Monday, May. 31, 1982
Conceits
By Paul Gray
SABBATICAL. A ROMANCE
by John Bank
Putnam: 366 pages; $14.95
A teacher named Susan Rachel Allan Seckler Turner is planning a scholarly study of "Twins, Doubles and Schizophrenia in the American Literary Imagination.'" She is a twin. So is her husband, Fenwick Scott Key Turner. And so is their creator, Author John Earth, whose fiction (including this novel) fits admirably into Susan's thesis. Could it be that characters create their authors and art generates life? What if everyone is really living in someone else's dream?
Such shopworn conceits abound in Sabbatical, plus stories within stories, objets trouves (newspaper clippings) and many, many footnotes. In other words, Earth is up to a lot of his old tricks. His performance this time begins with the end of a nine-month Caribbean sea journey by Susan and Fenwick. They have steered their cruising sailboat back to its starting point in Chesapeake Bay. thus describing "the closing of the circle." Now what? They have failed to make certain decisions while at sea. Should Susan have a baby or accept a tenured position at Swarthmore? Fenwick has a similar problem. A former employee of the CIA, he has published a book exposing some of the agency's skulduggeries. Now he must choose between capitalizing on his notoriety via the lecture circuit or accepting an adjunct professorship at the University of Delaware. As if these problems were not taxing enough, they are jointly writing a novel. They are in fact writing this novel.
The task makes them a trifle selfabsorbed. "The world is a seamless web," Susan declares at one point, which means that telling the story of how they met forces them to start all the way back at the Big Bang. A corollary of this notion troubles Susan: "We don't believe that Harry Truman created the Central Intelligence Agency for the sake of this story, do we?" Fenwick does not answer.
As the cosmos revolves around them, other characters occasionally appear in person or memory. There is Fenwick's twin brother Manfred, a more sinister CIA agent, recently drowned under suspicious circumstances. Manfred's son (by Susan's mother) is either in a Chilean prison or dead. Susan's twin sister Miriam pops up when the story needs her; she is still scarred from being raped by a motorcycle gang and tortured by the Shah's secret police in Iran. She and her current lover, a Vietnamese refugee, have an infant son named Edgar Allan Ho.
A long, terrible war is reduced to a lame pun; death, rape and torture become narrative incidents, useful for advancing the plot. Meanwhile, Susan and Fenwick congratulate themselves on how well they are living and writing their novel. "My hat is off to us," Susan says. "Well done, us." She leads cheers for her husband's sensitivity: "That's some intuition you had there on that rampart." Fenwick returns the compliment: "What a teacher you are, Suse. No wonder your students fall in love with you."

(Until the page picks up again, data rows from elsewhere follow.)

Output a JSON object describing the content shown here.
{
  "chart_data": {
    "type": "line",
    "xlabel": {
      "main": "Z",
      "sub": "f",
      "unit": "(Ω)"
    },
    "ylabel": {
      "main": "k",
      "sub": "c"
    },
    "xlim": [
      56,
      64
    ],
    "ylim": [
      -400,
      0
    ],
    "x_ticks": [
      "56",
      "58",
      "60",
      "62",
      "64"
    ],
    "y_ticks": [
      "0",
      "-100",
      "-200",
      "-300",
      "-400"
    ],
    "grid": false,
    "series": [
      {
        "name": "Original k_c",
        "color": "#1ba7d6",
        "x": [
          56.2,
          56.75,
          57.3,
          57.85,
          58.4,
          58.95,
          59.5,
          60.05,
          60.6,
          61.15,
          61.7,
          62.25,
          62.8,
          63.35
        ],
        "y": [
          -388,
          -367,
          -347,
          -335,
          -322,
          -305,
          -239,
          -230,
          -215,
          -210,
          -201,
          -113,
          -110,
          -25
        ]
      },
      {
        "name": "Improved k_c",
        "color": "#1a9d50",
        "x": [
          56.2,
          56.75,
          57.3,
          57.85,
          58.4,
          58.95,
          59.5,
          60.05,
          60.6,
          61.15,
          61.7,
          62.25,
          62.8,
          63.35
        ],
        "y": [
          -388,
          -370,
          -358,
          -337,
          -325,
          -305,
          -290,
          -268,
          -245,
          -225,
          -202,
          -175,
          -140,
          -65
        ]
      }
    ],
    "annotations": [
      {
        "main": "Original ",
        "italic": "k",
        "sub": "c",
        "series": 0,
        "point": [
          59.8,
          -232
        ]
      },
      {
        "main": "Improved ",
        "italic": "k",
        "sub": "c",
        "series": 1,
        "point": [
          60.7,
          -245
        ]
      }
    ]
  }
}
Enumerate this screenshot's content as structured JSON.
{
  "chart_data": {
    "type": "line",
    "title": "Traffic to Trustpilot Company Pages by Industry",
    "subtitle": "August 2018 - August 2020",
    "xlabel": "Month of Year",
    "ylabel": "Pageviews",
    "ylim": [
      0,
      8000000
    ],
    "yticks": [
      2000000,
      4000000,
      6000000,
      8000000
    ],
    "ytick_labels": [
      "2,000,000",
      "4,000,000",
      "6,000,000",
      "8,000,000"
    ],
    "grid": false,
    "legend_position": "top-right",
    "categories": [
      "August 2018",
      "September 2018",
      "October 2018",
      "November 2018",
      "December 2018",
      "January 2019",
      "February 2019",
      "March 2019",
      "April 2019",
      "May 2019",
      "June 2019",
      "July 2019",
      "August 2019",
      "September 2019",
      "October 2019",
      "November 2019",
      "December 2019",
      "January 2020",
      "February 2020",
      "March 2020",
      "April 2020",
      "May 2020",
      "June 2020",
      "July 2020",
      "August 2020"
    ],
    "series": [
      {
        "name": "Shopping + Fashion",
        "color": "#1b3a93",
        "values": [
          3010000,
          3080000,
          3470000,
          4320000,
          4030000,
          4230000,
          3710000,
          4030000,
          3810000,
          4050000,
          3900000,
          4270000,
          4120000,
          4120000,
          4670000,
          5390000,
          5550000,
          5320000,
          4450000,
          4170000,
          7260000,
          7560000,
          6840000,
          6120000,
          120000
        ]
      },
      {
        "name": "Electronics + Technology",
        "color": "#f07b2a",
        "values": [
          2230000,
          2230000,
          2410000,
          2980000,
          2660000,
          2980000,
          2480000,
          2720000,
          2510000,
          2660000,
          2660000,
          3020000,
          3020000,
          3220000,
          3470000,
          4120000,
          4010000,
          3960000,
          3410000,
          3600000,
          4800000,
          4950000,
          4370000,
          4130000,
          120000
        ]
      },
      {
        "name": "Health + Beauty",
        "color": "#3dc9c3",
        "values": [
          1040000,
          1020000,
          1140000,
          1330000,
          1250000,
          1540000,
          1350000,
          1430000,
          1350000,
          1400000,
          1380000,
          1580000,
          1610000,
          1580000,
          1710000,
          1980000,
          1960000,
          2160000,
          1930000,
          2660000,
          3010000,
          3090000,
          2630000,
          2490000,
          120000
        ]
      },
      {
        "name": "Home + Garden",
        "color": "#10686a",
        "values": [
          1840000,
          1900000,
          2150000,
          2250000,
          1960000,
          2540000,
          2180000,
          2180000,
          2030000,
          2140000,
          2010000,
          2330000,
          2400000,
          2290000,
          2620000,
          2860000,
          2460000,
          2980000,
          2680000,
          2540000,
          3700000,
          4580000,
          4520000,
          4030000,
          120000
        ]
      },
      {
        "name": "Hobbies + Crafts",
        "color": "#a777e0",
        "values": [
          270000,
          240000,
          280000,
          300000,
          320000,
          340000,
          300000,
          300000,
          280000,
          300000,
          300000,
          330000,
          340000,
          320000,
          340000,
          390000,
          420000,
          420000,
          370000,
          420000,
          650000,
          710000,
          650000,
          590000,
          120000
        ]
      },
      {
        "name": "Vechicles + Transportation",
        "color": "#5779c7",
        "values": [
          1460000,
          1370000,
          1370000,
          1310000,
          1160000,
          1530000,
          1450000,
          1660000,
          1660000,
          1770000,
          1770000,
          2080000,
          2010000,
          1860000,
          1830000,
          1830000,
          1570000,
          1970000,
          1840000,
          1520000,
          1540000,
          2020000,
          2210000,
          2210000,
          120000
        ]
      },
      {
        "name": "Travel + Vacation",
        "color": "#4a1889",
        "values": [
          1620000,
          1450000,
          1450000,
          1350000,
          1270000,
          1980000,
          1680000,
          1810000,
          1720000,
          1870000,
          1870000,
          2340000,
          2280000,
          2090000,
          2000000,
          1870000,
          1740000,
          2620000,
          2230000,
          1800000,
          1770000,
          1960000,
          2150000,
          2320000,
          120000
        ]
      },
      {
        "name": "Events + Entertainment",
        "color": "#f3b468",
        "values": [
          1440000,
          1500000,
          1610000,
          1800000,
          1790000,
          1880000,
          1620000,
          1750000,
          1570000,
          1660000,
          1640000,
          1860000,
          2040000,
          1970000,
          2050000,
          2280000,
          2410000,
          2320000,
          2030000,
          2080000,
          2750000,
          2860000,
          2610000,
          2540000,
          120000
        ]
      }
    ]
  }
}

The possibility that these people are monomaniacal monsters is never raised. Readers steeped in Earth's work--five earlier novels, including The Sot-Weed Factor (1960), and two collections of shorter fiction--may be able to deny or evade this issue. Art is pattern and design, after all, not morality. Or, on another front: a writer must use material, however unpleasant, not weep over or try to correct it. Fine. But those who feel claustrophobic in the presence of smug, self-deluded solipsism may also decide to skip the whole experience. Barth has often been a pleasant guide through the states of his mind; Susan and Fenwick, his alter egos, are not.